Friday, January 28, 2011

Goodbye, Bonnie


Ok, if you are not an animal lover, dont read this unless you need more ammunition to make fun of me with.

Nine years ago, my wife and i decided to buy a "test" baby.  We mistakenly thought we would have no problems getting pregnant and that the dog would be a good trial.  We went to Paragould, and picked out a small black and white fur ball that would change our lives forever.  From the second I saw her, and the way she looked at me with her sassy little smooshed in face, I knew this was my dog.  I remember her laying in her little box by the bed that first night, whimpering for her momma.  I remember how she shook until we picked her up to comfort her scared little heart.  Over the past 9 years, Bonnie has grown from a small little ball of fur, into something more than just a pet.  She was my baby, my daughter, a friend for when I was sick or sad; Bonnie meant so much to me.  I can fondly remember the way she would come bounding towards the door when I open it, mouth open eyes alert; or the way she would drag her skinny narrow little ass up on the couch to snuggle with me.  I cannot count the number of times that I absent mindedly stroked her back while watching television.  The way her little body felt all warm laying in bed next to me or the way the comforter that she napped on always smelt like Fritos!

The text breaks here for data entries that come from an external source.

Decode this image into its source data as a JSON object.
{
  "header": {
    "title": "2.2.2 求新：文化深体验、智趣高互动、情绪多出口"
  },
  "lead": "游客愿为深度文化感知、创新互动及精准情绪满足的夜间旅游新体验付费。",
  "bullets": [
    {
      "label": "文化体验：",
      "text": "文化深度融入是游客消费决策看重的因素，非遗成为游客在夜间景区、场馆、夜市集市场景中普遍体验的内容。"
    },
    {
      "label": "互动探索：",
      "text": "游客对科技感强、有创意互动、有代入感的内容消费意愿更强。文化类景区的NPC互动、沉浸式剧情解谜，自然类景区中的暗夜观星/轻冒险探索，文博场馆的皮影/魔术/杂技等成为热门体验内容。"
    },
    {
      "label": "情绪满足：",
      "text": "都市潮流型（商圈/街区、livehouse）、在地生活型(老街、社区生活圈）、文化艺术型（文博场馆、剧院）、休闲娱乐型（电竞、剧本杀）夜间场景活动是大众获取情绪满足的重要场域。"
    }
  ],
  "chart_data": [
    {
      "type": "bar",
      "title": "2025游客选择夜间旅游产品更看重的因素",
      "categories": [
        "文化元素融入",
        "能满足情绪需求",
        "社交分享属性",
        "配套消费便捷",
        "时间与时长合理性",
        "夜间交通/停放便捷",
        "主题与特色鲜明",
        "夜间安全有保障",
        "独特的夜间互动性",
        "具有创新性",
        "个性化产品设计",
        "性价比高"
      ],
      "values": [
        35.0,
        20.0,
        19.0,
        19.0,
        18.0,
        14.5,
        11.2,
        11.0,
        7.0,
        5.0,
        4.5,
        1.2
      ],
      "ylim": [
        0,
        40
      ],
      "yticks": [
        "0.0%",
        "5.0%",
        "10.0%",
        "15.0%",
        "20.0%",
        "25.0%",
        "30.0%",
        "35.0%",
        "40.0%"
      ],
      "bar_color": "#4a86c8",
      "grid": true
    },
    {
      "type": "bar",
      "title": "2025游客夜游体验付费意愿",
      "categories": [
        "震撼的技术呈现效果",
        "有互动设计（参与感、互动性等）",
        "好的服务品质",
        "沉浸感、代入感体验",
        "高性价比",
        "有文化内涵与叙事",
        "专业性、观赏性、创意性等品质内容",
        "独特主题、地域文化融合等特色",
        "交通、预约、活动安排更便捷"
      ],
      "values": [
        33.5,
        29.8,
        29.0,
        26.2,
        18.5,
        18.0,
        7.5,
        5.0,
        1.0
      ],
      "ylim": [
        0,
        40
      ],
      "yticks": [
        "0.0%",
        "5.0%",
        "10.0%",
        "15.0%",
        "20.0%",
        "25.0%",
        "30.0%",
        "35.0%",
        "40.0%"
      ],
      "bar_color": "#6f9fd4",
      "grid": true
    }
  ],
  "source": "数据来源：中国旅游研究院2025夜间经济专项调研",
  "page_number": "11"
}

Flash forward to 9 months ago and the birth of my children.  Lilah and Jonah changed my perspective.  My long time friend was suddenly pushed back in the pecking order.  Love her as I do, I cannot put her ahead of my own flesh and blood.  I am forced to pay more attention to them than her, forced to push her away when she gets to close to my children.  It isn't fair, and I swear I could see that in her eyes.  I have been torn for months now, Bonnie has steadily become depressed, always laying on the couch staring at me.  She no longer runs towards me, or interacts with me like she used to.  I am not being fair to her, and I hate it but I cannot help the decision that I had to make. 

Tonight my wife sent me a text, "its done.  She is gone."  My world crumbled around me, no more little bundle of warmth on my couch next to me, no more smell of fritos over taking me when I shake out blankets. Our relationship was not always happiness and joy, there were many times that I got so angry at her that I put her little ass in her cage and left her there to sulk.  I wasn't the perfect daddy to her, I know this.  I hope the new family that she belongs to treats her better than we have of late, I hope they will shower her with affection and love that she deserves.  She is a wonderful little companion and she deserves to be loved again. 

So, its with saddness in my heart that I say Goodbye Bonster.  I will miss you and I hope you are happy again.